The American superhighway network is commonly known as the Interstate Highway System (officially the Dwight D. Eisenhower National System of Interstate and Defense Highways). Authorized (1944) by an act of Congress, the interstate system is designed to provide an efficient national transportation system for ordinary use as well as in case of war or other emergency. Construction began in 1956 (although many previously constructed roads were absorbed into the system) and took thirty years to complete; it encompasses 42,796 mi (68,869 km) of roads, all but a few miles of which are completed. It is financed largely by the Federal Highway Trust Fund (established 1956), into which are paid the revenues from most highway-related federal taxes.

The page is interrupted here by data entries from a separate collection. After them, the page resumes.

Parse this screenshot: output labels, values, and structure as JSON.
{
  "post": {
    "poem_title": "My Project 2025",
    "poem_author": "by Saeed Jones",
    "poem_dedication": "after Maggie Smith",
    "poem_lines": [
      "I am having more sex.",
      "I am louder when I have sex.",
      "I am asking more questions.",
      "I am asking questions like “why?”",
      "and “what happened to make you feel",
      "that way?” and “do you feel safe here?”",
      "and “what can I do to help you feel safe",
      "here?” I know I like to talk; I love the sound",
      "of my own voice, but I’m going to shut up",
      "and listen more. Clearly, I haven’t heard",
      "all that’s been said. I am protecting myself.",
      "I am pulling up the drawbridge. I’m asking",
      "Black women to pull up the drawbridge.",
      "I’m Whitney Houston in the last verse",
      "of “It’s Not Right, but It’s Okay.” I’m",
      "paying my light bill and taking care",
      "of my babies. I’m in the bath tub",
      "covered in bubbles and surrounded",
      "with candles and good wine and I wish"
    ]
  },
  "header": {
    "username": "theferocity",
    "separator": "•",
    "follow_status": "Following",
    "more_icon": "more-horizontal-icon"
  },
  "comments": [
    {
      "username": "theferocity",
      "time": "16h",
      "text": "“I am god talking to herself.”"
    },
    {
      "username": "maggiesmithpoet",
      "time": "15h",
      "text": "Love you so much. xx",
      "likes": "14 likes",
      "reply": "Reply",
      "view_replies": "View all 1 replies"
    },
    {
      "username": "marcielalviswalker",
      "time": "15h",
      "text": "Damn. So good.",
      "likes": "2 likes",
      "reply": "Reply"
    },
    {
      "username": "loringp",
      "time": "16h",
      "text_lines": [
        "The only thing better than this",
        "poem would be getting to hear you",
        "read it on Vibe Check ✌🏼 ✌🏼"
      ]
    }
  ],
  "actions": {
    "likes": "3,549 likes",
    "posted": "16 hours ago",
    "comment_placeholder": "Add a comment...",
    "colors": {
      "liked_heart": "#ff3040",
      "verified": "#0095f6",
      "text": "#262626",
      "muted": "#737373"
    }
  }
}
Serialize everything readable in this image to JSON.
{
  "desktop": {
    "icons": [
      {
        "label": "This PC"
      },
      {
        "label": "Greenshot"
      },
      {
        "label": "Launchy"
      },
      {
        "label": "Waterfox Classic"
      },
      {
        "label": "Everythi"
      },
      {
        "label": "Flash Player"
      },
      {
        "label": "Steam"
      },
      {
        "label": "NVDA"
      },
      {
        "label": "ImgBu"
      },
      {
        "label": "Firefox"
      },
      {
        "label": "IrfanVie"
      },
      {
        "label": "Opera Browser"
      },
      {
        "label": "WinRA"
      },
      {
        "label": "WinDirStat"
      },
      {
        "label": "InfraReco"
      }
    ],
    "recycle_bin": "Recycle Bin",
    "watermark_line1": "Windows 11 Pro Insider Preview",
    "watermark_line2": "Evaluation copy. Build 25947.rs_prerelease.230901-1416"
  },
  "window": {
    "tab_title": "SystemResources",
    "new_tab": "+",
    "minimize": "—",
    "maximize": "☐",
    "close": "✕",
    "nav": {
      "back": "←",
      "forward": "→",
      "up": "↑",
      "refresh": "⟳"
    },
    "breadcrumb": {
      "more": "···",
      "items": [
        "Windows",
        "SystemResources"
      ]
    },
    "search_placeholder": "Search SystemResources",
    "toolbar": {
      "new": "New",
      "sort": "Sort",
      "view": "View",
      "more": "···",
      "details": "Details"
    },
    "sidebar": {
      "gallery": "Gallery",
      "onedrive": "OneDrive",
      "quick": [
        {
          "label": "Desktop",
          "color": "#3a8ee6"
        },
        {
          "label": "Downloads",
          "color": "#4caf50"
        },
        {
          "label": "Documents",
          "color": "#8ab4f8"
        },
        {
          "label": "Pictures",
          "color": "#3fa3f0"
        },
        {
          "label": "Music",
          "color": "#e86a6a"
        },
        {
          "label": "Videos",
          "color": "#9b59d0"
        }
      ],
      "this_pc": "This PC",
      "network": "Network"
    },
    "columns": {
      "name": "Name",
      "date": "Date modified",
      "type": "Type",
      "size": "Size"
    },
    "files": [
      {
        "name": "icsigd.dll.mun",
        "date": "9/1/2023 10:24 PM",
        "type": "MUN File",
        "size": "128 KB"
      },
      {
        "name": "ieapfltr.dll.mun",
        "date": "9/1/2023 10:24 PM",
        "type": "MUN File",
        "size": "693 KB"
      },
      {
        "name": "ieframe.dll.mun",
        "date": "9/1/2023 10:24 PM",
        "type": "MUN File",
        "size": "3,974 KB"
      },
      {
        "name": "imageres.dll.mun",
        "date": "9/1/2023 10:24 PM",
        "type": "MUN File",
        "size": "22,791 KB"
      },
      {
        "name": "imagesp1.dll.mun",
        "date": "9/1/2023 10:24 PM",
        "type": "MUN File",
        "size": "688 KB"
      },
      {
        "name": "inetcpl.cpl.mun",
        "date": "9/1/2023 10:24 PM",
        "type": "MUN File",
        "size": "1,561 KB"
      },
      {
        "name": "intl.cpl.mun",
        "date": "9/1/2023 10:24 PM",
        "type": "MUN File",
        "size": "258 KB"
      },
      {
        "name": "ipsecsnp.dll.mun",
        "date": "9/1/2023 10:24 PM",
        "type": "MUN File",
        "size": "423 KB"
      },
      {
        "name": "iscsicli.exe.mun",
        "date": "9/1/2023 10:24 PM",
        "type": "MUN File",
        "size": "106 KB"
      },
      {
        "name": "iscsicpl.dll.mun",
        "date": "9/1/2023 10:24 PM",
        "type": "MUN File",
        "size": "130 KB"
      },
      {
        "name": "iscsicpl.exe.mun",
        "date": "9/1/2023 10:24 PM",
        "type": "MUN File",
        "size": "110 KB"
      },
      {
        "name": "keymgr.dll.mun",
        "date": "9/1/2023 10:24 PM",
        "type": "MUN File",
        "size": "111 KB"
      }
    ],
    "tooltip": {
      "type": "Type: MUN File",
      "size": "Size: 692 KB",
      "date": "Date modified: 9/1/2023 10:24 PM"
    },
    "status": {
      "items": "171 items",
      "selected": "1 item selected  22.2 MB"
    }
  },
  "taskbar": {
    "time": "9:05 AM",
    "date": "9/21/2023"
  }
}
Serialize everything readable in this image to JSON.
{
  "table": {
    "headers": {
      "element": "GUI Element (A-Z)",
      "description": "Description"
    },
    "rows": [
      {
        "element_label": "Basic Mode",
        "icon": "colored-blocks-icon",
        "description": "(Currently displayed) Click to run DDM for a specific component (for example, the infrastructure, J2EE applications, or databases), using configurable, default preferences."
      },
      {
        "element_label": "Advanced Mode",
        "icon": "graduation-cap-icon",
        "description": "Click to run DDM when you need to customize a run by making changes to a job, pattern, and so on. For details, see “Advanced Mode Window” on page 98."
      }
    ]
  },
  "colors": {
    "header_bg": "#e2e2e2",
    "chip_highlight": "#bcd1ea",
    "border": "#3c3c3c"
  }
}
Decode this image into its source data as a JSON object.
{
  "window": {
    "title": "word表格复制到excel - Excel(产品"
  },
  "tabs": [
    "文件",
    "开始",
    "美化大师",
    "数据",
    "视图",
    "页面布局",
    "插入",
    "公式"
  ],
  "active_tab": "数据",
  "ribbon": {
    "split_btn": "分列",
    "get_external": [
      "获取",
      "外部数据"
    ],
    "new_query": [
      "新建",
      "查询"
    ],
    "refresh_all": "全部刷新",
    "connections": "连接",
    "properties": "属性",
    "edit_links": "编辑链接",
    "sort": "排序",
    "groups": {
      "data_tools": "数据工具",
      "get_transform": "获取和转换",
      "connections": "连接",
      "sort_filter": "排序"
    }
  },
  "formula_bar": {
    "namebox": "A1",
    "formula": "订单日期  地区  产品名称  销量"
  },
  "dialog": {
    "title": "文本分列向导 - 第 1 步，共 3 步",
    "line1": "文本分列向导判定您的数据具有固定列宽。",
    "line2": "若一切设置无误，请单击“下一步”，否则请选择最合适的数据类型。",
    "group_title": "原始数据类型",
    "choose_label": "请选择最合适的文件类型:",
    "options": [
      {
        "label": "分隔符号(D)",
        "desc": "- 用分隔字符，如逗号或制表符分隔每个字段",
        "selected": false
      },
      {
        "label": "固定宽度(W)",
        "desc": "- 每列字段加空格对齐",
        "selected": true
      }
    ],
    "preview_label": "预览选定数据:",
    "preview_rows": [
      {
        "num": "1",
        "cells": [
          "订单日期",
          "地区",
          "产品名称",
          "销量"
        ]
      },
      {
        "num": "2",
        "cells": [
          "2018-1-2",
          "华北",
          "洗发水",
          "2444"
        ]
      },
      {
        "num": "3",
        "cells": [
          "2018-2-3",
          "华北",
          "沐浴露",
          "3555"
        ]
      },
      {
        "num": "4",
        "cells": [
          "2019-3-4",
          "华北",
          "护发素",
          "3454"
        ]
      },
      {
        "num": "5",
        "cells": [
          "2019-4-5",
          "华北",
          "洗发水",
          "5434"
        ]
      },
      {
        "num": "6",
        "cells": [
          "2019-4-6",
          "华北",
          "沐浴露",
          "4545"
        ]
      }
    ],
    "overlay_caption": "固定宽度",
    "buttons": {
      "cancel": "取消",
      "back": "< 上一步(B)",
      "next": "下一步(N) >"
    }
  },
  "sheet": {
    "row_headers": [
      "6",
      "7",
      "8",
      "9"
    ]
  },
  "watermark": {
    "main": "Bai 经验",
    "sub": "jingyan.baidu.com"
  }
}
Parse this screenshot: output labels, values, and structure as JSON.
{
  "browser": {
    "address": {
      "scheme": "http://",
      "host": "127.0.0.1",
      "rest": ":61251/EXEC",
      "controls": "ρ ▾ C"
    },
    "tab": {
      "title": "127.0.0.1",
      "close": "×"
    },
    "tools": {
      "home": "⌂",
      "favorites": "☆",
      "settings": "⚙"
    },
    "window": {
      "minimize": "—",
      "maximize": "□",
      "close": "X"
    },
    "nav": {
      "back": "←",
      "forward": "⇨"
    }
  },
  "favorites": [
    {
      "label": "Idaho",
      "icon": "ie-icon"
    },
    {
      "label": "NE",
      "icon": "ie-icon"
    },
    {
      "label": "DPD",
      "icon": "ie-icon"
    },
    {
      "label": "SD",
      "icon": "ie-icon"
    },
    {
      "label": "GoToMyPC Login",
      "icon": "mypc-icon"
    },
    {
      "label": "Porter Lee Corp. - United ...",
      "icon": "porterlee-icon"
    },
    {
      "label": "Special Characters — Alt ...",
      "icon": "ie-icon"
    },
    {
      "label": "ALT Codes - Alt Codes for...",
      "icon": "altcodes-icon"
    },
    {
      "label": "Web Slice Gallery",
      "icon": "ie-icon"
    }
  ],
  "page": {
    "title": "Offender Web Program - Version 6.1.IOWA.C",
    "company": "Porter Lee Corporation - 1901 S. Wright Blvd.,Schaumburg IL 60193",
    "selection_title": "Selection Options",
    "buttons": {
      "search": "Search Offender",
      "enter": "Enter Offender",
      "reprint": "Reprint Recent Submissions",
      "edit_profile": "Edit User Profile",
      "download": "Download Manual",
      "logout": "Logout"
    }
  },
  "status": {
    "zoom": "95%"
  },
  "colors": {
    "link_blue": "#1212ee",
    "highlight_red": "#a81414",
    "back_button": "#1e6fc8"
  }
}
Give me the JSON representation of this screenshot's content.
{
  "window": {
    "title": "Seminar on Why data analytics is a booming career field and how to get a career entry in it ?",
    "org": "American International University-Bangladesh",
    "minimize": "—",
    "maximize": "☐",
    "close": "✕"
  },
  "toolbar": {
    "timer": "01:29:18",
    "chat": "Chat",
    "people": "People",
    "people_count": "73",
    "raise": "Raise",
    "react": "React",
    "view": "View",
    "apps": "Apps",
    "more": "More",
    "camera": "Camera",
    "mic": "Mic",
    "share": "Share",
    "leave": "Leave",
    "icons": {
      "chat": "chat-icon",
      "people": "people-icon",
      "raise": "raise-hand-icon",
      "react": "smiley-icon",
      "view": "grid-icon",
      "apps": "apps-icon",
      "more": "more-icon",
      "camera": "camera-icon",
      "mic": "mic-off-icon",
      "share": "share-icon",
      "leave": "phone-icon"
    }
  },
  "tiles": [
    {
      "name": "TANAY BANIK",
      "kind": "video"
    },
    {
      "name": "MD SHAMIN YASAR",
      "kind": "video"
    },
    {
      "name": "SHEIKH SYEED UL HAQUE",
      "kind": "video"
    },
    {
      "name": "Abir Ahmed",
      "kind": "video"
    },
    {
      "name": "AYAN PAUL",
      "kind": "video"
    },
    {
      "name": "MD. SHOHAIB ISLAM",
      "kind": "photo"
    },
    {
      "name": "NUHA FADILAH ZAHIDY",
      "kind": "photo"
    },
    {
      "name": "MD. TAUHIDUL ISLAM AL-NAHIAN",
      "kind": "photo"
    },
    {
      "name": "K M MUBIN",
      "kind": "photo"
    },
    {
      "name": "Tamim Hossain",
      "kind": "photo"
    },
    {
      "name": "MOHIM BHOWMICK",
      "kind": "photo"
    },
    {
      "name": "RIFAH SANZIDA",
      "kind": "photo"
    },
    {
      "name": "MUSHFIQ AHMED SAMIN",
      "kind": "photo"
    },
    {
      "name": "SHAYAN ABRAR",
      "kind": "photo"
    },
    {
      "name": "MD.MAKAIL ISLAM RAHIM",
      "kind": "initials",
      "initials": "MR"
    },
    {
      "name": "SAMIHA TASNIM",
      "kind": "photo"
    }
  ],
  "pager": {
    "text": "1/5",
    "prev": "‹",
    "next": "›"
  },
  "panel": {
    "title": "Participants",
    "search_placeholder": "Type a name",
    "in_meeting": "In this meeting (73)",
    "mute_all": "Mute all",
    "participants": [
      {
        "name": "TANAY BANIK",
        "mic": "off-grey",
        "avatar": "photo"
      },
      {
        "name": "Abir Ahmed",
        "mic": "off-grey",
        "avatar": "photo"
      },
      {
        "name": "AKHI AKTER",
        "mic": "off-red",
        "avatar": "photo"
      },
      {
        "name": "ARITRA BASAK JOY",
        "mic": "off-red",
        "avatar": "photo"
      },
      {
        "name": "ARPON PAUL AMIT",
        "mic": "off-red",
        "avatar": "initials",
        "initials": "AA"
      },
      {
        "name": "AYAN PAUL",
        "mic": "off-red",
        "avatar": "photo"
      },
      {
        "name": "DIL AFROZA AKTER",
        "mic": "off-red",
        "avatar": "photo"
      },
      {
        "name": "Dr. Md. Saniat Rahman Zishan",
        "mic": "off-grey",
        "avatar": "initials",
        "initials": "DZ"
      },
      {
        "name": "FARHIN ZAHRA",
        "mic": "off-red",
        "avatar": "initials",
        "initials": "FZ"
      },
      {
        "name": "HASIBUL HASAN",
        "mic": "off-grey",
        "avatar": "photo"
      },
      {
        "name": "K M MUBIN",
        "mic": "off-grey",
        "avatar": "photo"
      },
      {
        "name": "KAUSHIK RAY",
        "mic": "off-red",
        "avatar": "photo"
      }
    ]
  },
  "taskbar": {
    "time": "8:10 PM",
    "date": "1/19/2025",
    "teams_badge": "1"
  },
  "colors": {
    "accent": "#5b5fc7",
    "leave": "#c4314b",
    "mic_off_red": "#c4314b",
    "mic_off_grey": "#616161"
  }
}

The states now also derive considerable income from various forms of road and motor-vehicle taxation, reducing the need for toll collection. Most of the larger roads that still charge tolls have been modernized with electronic toll-collection technology that eliminates the need for coins or tokens at the tollgate; sensors in the tollgate record a car passing through (if the car is equipped with the correct transponder, usually called a tag), and the toll is then charged to the tag's owner's account. In recent years an increasing number of toll roads have been built or operated by private companies
Sections in this article:
The Columbia Electronic Encyclopedia, 6th ed. Copyright © 2012, Columbia University Press. All rights reserved.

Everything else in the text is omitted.